Christopher Hernandez
I love making gnocchi. In my recipe I use ricotta cheese, parmesean egg and flour. I thought, why not try this one. DISASTER. I was able to roll them and make the nice little fork marks in them BUT… after I boiled them in the water for two minutes. they dissintegrated and all I had left was a potato soup. I tried pulling them out and put them in the pea sauce but the end result was just a mashed potato blob. The lemon hint on the ricotta was nice but I would have to rate this one very low. I’m going back to my ricotta recipe.
Derek Rowe
I found this to be a very easy recipe, I just had to play with the amount of flour until dough held together better. It did help to let it rest a few minutes. I only made the gnocchi itself to use with a pesto sauce, but it came out fluffy and tender and I even got the hang of the thumb and fork tine roll with dimple.
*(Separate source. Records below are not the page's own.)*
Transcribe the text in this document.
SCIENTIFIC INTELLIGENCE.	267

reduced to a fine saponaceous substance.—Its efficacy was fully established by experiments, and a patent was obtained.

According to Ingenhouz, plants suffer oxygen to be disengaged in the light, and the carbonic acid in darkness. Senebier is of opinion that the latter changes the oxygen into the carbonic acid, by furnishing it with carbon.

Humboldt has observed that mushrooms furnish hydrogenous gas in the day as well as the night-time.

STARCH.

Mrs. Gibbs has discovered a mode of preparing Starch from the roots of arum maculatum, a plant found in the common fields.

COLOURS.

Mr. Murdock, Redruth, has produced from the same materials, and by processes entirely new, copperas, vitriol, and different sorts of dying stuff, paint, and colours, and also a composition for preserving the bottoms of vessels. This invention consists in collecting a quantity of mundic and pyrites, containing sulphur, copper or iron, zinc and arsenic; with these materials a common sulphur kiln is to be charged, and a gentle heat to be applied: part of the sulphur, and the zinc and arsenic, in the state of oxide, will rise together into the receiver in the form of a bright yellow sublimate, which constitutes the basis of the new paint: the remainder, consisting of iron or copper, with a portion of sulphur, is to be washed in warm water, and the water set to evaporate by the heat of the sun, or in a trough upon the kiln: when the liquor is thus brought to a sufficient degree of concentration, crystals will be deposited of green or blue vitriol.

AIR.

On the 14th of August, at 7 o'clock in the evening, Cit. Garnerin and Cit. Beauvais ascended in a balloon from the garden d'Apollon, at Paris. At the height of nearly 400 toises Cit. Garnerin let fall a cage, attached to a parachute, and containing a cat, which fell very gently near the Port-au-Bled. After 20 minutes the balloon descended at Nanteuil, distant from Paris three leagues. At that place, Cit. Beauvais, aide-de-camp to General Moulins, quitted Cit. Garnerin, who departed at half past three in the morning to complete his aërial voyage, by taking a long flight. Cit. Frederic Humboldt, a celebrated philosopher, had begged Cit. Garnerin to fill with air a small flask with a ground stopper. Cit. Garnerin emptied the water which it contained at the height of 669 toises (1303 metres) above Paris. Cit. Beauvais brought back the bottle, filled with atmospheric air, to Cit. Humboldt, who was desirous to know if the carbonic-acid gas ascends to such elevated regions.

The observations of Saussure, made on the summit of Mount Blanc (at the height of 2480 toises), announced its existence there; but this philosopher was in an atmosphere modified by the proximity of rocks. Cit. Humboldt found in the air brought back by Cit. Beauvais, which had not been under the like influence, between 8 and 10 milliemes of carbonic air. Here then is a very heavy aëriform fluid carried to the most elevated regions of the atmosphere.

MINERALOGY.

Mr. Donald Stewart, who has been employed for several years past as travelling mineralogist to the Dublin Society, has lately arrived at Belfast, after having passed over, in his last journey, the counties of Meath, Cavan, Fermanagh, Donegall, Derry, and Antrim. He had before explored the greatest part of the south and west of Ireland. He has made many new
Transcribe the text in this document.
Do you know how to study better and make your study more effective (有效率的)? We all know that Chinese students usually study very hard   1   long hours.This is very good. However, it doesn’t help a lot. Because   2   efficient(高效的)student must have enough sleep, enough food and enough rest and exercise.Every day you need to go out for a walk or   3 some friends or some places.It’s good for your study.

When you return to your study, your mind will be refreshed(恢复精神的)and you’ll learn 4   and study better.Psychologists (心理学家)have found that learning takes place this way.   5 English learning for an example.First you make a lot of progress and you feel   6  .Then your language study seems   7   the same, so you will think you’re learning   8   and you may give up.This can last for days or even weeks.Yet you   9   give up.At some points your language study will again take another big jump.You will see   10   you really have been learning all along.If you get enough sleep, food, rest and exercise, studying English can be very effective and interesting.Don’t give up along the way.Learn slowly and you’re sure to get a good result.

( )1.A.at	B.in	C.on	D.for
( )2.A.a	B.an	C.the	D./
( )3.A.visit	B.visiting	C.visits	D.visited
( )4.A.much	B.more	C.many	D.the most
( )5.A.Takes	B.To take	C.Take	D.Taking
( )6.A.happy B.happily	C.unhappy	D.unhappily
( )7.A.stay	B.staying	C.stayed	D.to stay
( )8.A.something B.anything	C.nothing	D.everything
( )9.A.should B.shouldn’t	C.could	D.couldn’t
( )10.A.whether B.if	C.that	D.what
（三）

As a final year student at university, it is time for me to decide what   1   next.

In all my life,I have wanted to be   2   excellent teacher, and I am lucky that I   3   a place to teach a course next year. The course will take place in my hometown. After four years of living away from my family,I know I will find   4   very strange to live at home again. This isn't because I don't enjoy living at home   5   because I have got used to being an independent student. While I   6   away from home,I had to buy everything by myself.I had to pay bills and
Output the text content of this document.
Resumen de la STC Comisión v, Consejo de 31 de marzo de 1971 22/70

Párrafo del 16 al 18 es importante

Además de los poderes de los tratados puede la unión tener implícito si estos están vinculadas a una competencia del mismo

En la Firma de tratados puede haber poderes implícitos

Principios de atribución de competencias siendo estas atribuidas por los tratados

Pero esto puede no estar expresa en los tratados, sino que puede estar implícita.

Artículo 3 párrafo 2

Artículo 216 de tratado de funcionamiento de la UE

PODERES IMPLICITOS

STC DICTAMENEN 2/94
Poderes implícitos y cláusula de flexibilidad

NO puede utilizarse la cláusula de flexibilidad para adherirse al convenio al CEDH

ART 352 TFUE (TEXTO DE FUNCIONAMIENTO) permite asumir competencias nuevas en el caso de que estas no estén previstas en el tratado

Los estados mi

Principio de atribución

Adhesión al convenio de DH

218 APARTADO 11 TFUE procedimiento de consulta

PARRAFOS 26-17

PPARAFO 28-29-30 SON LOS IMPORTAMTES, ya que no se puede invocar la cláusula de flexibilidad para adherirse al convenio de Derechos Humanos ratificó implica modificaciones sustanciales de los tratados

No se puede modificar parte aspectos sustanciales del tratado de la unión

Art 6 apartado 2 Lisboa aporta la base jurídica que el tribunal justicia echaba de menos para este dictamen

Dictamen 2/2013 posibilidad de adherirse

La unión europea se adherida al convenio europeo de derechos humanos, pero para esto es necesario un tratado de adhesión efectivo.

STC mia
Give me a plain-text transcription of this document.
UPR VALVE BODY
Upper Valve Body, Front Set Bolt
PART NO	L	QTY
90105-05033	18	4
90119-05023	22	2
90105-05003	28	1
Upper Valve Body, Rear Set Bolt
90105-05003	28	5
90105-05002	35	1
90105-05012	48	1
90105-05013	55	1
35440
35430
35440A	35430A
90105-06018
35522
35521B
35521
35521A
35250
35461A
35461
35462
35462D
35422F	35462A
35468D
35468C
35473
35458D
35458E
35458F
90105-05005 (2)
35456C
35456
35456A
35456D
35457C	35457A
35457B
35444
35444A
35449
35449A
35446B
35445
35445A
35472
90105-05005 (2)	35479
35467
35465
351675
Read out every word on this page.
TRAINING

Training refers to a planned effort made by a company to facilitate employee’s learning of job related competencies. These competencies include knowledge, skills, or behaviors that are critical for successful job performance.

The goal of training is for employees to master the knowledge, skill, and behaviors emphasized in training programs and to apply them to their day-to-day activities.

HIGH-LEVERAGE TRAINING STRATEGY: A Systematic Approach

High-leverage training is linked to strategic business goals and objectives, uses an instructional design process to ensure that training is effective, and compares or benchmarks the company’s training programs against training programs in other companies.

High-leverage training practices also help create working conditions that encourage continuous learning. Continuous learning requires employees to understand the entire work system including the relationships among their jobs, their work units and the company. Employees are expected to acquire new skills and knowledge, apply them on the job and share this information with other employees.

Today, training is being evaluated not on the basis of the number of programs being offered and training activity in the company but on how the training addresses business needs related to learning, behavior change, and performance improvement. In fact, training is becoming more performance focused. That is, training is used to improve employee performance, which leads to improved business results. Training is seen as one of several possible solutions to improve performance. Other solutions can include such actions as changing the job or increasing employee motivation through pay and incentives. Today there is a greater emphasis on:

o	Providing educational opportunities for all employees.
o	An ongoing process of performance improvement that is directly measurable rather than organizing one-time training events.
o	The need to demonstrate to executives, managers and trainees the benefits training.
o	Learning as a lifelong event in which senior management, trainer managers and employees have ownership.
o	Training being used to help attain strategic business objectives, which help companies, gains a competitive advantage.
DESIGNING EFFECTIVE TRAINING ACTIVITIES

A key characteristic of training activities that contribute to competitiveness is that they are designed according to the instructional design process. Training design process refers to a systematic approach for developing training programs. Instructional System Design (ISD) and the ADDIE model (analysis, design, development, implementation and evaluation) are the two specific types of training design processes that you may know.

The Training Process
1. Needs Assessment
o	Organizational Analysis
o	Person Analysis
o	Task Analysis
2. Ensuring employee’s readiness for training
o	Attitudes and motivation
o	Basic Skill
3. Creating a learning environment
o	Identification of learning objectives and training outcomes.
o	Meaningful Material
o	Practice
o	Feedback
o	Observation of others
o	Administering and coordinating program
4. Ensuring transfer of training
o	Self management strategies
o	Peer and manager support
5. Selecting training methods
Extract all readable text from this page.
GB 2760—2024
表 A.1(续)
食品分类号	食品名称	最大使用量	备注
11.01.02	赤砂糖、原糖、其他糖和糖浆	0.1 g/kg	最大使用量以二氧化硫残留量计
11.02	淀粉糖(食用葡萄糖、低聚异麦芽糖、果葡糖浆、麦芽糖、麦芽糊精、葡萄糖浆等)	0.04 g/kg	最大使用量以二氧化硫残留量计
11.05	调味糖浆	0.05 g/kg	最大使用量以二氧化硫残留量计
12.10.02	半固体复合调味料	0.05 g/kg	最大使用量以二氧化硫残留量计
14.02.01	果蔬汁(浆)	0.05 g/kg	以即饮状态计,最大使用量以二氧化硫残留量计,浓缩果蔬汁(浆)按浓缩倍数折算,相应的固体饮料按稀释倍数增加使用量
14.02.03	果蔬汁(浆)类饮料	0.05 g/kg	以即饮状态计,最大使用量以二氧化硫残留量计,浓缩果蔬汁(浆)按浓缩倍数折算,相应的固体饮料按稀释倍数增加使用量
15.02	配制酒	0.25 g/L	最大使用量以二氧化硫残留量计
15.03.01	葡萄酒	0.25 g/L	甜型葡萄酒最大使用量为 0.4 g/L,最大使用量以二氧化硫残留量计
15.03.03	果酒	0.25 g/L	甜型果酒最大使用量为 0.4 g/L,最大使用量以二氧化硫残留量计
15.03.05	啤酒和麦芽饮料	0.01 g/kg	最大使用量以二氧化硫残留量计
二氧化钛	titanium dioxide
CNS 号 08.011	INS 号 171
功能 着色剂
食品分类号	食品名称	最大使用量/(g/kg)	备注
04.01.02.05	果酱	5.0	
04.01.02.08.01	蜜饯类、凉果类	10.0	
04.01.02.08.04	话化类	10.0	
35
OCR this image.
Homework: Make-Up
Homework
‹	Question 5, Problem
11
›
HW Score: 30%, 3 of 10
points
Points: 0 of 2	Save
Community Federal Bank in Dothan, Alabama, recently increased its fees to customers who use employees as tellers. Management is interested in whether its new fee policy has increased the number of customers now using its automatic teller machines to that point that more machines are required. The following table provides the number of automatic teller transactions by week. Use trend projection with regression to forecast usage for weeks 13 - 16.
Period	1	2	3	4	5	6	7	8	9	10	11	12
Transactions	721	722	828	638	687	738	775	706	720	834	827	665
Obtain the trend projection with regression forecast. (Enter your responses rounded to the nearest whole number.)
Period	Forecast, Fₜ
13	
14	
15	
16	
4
I was very pleased with the result and would recomend this to anyone.
Christine Harris
This would be awsome with chicken parikas instead of dumplings!
Can’t wait to try it.
Phillip Wilson
As a first time gnocchi-maker, I’d suggest letting the dough rest a tad before deciding you’re done adding flour. The potatoes sweat with time. Great recipe!
Jill Huff
They actually didn’t turn out like my typical gnocchi that have the consistency of dough clods. Yum!